I left the bakery and walked into a sales role.
There was just one problem. I had never sold anything in my life.
Not a product. Not a service. Not even an idea. Everything about sales was foreign to me, the
prospecting, the rejection, the art of asking for business without flinching. I had no track
record, no training and no safety net.
What I did have was a work ethic second to none and a willingness to be bad at something
while I got better at it.
And I got better.
Because here’s what nobody tells you about stepping into the unknown: the discomfort is
loudest at the beginning. Push through that early noise and something shifts. Competence
starts to build. Confidence follows. What once felt impossible starts to feel like yours.
Leading Before I Knew How
Before long, another opportunity arrived. A promotion into national sales management.
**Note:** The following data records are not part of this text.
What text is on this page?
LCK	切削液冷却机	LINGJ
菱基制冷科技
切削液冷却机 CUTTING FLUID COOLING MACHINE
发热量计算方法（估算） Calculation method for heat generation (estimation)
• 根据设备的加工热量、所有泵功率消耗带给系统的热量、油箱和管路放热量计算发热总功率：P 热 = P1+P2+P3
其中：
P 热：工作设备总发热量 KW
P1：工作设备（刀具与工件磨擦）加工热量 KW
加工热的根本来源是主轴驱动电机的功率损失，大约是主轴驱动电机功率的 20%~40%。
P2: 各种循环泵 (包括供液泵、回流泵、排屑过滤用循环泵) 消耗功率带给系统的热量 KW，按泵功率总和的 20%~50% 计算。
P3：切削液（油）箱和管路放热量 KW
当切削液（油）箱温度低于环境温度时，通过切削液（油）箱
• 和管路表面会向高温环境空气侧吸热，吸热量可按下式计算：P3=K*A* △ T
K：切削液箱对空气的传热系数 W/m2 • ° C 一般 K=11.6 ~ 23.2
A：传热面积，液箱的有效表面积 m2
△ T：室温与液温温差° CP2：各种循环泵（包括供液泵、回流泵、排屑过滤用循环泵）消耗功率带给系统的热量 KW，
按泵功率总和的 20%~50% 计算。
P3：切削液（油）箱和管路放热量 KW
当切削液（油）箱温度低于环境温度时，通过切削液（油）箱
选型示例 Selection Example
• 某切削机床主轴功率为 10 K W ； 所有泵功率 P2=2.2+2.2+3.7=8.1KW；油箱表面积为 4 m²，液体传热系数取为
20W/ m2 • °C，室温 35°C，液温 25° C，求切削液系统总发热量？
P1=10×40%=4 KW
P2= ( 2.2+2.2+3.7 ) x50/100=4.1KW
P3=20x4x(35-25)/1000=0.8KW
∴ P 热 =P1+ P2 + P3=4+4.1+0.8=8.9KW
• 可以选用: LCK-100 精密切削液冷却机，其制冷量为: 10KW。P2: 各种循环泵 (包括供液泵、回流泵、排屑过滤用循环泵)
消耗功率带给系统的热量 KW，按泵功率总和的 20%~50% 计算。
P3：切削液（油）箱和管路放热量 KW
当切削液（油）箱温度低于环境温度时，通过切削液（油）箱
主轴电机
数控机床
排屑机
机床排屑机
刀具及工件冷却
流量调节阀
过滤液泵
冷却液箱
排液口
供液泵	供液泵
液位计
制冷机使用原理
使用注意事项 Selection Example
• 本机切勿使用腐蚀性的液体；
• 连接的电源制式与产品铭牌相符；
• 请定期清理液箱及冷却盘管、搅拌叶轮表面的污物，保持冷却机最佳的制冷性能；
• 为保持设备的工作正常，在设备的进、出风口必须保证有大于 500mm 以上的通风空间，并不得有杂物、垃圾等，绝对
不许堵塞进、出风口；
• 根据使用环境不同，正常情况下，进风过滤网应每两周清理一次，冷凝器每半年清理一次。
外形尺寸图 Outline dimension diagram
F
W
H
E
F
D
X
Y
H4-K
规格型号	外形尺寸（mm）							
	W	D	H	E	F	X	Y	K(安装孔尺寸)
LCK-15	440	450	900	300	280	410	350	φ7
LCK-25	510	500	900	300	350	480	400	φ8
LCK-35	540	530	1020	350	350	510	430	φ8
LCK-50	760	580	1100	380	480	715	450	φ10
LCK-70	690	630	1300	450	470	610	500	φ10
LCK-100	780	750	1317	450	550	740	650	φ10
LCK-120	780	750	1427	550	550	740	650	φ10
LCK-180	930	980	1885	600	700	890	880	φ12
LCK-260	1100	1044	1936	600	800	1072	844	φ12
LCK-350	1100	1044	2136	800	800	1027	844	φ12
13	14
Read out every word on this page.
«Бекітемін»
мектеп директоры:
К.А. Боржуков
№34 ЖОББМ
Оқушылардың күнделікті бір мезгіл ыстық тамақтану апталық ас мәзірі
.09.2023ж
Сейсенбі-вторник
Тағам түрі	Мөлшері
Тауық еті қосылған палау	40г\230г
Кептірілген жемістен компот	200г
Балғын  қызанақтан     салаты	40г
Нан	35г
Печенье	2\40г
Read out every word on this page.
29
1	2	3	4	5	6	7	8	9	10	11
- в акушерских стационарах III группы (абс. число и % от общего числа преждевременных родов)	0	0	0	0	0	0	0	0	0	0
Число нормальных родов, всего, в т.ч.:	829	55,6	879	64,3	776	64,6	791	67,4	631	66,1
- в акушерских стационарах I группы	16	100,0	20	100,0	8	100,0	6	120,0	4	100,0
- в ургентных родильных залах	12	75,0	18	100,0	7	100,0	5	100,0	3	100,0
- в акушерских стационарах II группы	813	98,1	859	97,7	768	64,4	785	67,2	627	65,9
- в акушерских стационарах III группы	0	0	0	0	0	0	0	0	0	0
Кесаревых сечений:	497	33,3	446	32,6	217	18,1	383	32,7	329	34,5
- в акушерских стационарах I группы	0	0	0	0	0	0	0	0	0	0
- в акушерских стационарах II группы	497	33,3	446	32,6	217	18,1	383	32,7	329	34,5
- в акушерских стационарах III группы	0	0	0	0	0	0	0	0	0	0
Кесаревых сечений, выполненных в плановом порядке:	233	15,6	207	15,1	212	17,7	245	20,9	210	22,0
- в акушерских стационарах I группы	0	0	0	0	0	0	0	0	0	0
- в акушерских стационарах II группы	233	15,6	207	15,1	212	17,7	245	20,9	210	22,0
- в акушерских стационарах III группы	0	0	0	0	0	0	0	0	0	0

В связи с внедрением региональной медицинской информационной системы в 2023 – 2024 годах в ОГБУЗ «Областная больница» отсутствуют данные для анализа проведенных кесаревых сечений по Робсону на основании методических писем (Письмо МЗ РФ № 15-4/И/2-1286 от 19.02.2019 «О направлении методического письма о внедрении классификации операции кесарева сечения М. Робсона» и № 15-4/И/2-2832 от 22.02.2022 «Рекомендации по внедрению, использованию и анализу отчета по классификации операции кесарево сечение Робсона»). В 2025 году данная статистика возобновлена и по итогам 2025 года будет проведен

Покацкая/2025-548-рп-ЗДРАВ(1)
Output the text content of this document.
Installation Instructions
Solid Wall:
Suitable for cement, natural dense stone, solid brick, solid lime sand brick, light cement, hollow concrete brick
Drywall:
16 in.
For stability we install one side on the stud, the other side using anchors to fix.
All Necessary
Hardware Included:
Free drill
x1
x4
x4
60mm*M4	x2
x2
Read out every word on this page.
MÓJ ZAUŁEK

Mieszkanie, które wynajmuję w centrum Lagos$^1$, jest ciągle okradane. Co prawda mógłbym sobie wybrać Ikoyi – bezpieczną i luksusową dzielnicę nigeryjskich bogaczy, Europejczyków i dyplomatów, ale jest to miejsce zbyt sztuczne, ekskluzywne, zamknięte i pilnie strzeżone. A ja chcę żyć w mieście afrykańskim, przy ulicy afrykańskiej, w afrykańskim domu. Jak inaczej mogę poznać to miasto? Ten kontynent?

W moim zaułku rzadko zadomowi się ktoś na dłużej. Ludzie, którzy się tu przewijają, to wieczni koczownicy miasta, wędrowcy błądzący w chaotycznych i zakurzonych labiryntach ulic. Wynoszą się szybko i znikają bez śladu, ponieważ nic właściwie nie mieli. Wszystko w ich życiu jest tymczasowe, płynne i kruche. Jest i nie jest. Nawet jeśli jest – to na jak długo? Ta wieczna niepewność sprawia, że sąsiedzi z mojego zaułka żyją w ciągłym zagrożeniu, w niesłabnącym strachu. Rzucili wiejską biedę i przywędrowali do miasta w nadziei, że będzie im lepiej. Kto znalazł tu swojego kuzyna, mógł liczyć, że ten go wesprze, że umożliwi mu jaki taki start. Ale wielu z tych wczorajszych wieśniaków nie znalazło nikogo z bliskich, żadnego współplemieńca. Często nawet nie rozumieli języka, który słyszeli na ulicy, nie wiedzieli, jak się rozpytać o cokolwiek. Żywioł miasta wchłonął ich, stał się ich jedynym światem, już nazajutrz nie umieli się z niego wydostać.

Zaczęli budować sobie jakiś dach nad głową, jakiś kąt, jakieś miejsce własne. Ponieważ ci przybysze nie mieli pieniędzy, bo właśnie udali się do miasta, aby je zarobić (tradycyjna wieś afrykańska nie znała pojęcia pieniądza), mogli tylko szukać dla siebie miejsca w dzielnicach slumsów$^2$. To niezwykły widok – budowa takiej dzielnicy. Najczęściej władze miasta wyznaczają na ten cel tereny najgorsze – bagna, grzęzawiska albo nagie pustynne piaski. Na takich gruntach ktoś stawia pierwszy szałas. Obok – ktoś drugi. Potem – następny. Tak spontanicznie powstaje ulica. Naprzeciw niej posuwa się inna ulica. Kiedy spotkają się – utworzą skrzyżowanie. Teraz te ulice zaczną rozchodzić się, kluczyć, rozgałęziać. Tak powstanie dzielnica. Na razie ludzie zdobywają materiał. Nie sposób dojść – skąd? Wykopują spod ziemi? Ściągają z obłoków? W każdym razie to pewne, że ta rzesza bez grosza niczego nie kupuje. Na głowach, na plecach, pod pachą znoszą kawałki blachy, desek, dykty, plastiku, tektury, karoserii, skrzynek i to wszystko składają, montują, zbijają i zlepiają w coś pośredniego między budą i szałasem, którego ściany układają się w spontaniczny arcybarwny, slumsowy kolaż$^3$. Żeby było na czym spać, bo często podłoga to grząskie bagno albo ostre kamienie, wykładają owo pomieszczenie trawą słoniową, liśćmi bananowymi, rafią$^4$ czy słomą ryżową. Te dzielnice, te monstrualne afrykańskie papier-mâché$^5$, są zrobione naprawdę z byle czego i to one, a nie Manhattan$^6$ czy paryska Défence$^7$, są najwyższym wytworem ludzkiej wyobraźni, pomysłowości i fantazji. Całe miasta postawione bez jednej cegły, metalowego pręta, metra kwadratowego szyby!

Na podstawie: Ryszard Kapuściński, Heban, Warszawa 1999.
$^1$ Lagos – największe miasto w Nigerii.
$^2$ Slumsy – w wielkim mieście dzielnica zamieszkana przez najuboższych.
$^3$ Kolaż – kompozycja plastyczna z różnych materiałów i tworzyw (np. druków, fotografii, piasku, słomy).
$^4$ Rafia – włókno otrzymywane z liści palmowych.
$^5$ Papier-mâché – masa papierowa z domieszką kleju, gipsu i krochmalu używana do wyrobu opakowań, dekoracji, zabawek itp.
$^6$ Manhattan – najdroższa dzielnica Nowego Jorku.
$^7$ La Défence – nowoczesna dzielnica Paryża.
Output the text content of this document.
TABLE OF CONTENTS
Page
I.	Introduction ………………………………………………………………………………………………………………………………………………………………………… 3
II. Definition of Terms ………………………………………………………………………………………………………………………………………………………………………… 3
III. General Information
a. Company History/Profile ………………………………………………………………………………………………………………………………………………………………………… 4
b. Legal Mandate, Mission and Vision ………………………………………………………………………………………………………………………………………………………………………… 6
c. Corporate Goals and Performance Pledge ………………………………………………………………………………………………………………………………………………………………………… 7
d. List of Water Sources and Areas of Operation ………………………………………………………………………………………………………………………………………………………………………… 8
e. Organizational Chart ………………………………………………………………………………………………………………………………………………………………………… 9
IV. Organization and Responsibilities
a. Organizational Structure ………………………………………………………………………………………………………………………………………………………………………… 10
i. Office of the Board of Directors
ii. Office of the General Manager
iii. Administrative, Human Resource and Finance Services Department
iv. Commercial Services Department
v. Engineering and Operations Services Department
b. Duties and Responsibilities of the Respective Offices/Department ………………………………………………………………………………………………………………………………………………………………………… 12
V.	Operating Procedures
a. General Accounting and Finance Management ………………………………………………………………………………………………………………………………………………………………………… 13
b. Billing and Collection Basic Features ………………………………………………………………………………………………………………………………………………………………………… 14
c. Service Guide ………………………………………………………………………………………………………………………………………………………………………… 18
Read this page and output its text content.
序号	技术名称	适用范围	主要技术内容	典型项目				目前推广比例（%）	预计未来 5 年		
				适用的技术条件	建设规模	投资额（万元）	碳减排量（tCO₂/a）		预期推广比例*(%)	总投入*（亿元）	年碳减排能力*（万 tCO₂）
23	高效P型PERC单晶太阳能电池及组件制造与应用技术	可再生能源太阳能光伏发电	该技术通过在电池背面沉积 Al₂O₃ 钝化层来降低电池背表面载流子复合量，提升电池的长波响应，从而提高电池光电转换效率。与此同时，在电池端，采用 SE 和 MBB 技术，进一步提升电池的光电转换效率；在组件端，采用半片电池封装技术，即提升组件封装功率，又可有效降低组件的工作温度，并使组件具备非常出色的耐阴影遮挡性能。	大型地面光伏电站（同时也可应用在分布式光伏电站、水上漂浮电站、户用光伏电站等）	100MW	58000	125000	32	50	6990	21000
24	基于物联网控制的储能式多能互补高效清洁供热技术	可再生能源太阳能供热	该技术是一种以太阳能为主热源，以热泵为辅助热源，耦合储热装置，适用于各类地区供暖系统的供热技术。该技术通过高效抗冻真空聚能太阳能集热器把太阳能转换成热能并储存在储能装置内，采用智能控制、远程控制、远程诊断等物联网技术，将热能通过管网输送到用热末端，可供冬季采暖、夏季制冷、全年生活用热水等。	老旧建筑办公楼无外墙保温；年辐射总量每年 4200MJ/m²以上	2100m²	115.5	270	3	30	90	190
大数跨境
Once again, I had no experience of doing the job.
Overnight I went from selling to leading, responsible not just for my own results but for a
team spread across the country. I had to learn how to motivate people I hadn’t hired, manage
performance I couldn’t always see, and take accountability for outcomes far beyond my own
efforts.
It was uncomfortable. It was stretching. It was exactly where I needed to be.
The Biggest Leap of All
At thirty-five, I started Midshire from scratch.
If you’ve never built a business from nothing, it’s difficult to describe what that feels like.
Every decision is yours. Every mistake is yours. Cash flow, hiring, winning customers,
retaining them, there are no colleagues to defer to, no processes to hide behind, no one else’s
name above yours on the door.
It is the ultimate comfort zone eliminator.
Over the years that followed, Midshire grew steadily, eventually reaching a turnover of £35
million before being acquired by a multinational.
From the outside, perhaps it looks like a clean, well-executed journey.
The reality?
Every single stage required stepping into something I hadn’t done before. Something
uncertain. Something that didn’t feel comfortable at the time and wouldn’t feel comfortable
until I’d done it long enough to make it mine.
The Pattern I Only Recognised Looking Back
The moments that defined my career were never the ones where I felt fully prepared.
They were the moments I said yes before I was ready. The moments I took the role, made the
call, started the company, and figured it out as I went.
That’s the pattern. And it’s the lesson I now share with every business owner I coach:
Growth and comfort rarely travel together.
If you’re waiting to feel completely ready before you take the next step, the promotion, the
pivot, the business, the bold decision, you may be waiting a very long time.
Because readiness, in my experience, isn’t something you feel before you act.
It’s something you build by acting.
The opportunity you’re hesitating over? It won’t wait until you feel qualified. It won’t arrive
on a day when the timing is perfect and the risk feels manageable.
It arrives now. Messy, uncertain, slightly too big for where you currently are.
And that,
if my career has taught me anything,
is precisely the point.
Step into the discomfort. That’s where everything worth having is built.